Ninozaza é isto que torna perigosos denunciar a corrupção? Quem não deve não teme. Se não nos envolvemos em actos corruptos nada nos deve intimidar de os denunciar.
A transformação do motorista de chapa em herói e as autoridades públicas em vilãs nesta história, reside na interpretação distorcida dos factos e da santificação de quem corrompe na mesma proporção que se diaboliza quem é corrompido como se a corrupção podesse existir sem corruptores.
Se denunciarmos a corrupção em todos os momentos não só quando ela não nos aproveita estaremos a prestar um serviço de inestimável valor à nação.

Júlio Mutisse disse...

Meu caro Ilídio,

A lei de combate anti corrupção tem disposições sobre corrupção activa (art. 9 = pagar)e corrupção passiva (art. 8 0 receber); no caso em apresso o motorista de chapa, tendo pago cometeu o tipo legal de crime previsto no artigo 9 citado e o polícia ao receber deste e de outros cometeu o crime de corrupção passiva.

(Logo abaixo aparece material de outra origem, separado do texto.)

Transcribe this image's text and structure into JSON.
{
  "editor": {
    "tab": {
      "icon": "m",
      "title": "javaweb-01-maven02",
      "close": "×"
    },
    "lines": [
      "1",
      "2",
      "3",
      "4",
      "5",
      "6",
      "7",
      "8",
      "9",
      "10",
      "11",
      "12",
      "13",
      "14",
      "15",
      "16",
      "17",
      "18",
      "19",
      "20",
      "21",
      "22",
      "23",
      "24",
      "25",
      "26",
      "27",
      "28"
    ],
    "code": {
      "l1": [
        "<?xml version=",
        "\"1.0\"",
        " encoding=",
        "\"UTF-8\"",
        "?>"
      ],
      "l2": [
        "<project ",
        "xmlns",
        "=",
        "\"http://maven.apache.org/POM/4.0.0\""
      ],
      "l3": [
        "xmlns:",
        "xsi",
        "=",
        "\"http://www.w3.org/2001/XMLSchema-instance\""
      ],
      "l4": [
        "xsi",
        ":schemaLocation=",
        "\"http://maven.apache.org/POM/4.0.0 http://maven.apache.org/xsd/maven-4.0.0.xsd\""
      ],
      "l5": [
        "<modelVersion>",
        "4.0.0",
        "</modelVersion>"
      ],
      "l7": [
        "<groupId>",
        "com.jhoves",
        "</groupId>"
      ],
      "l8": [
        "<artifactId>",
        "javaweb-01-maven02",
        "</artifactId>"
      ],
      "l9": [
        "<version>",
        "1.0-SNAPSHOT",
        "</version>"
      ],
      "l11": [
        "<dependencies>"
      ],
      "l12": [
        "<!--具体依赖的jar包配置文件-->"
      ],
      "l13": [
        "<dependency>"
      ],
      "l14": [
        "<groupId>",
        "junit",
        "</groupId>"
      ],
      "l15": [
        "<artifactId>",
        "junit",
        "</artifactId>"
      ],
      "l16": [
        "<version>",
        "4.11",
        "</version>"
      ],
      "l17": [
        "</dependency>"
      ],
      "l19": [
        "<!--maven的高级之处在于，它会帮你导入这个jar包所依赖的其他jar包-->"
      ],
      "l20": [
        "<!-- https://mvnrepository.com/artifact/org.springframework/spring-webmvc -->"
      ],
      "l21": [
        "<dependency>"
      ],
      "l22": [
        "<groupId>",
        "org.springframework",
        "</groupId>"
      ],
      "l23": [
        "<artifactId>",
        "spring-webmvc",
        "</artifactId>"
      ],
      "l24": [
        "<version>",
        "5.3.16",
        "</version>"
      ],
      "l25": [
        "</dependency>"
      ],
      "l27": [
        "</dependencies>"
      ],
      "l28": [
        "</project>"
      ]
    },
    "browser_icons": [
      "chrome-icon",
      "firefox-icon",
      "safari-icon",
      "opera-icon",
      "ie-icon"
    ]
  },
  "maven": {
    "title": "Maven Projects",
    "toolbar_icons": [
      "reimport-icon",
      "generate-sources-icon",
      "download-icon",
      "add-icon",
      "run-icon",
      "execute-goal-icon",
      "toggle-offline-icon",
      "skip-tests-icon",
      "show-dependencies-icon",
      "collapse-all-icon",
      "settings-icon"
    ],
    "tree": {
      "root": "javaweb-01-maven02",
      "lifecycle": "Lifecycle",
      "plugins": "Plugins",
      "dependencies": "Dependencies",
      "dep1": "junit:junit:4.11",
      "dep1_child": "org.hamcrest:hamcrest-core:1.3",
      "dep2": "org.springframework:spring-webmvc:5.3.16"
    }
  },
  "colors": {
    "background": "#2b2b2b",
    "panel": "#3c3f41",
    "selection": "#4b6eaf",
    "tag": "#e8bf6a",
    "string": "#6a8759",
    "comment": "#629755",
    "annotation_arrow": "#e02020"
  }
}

Como dizia no meu post anterior, o fenómeno corrupção concretiza se no binómio CORRUPTO + CORRUPTOR = CORRUPÇÂO. O motorista de chapa, pelo exposto acima é também corrupto, logo criminoso.
A disposição do artigo 13 da lei que tenho vindo a citar, de facto impõe o dever de protecção dos denunciantes mas seria de todo inusitado que a lei criminalizasse a corrupção activa e ao mesmo tempo impusesse o dever de proteger quem praticasse tal crime.

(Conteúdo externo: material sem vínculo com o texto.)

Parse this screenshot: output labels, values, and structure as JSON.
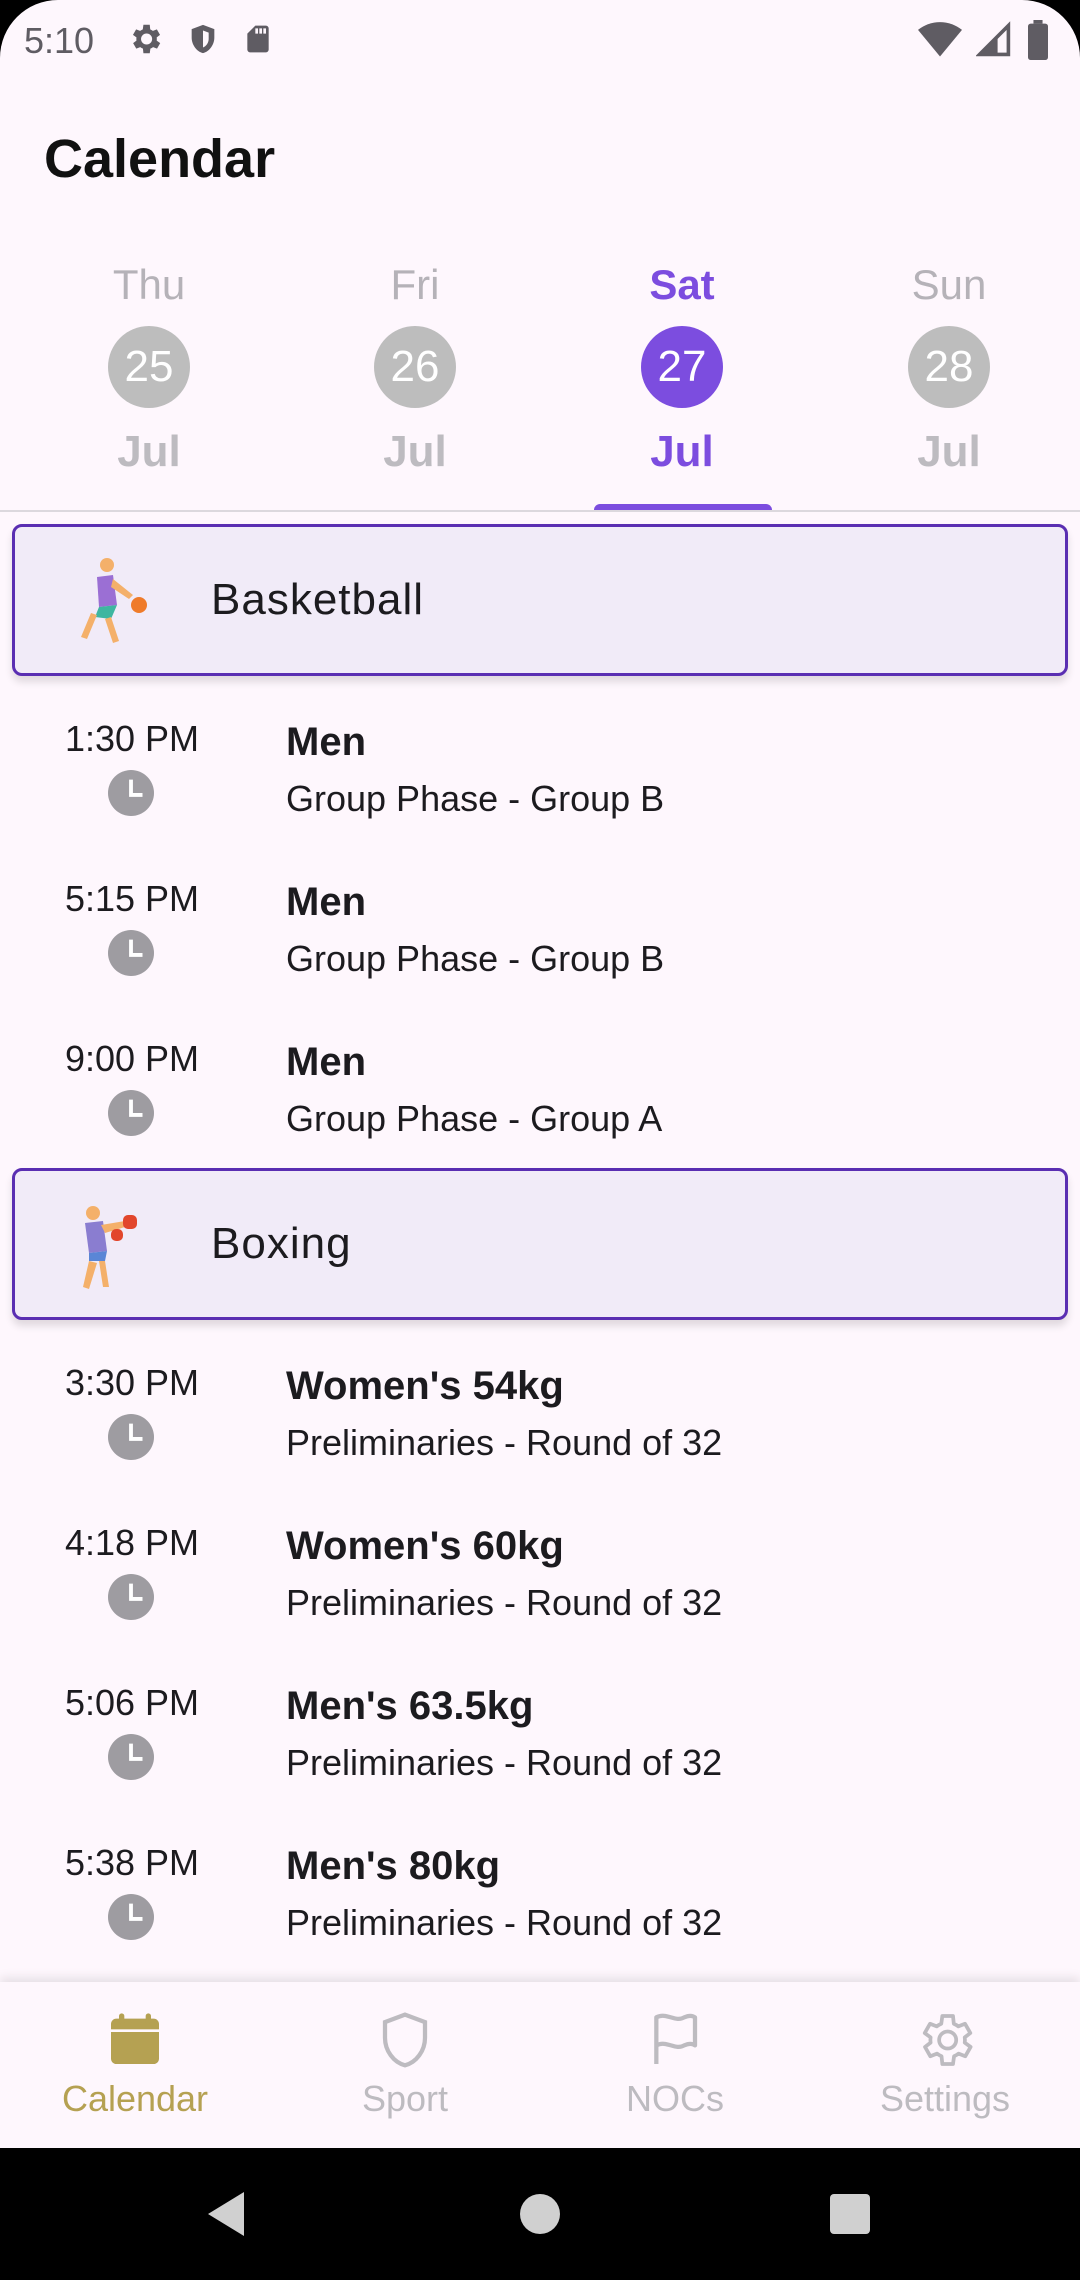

Creio que não são estas as situações que a lei quis salvaguardar com o artigo 13 da lei do combate à corrupção.
A lei quer com o artigo 13 proteger cidadãos honestos que, de boa fé, denunciem actos corruptos.
A denuncia do corruopto motorista de chapa (que é subsequente à prática do crime de corrupção activa) só pode funcionar como atenuante (no máximo) mas não o isenta das consequências previstas na lei. Seria de todo estranho que a mesma lei que o criminaliza impusesse a sua protecção pelo simples facto de denunciar um acto do qual ele tem participação activa.
Há entendimento melhor? Venham daí.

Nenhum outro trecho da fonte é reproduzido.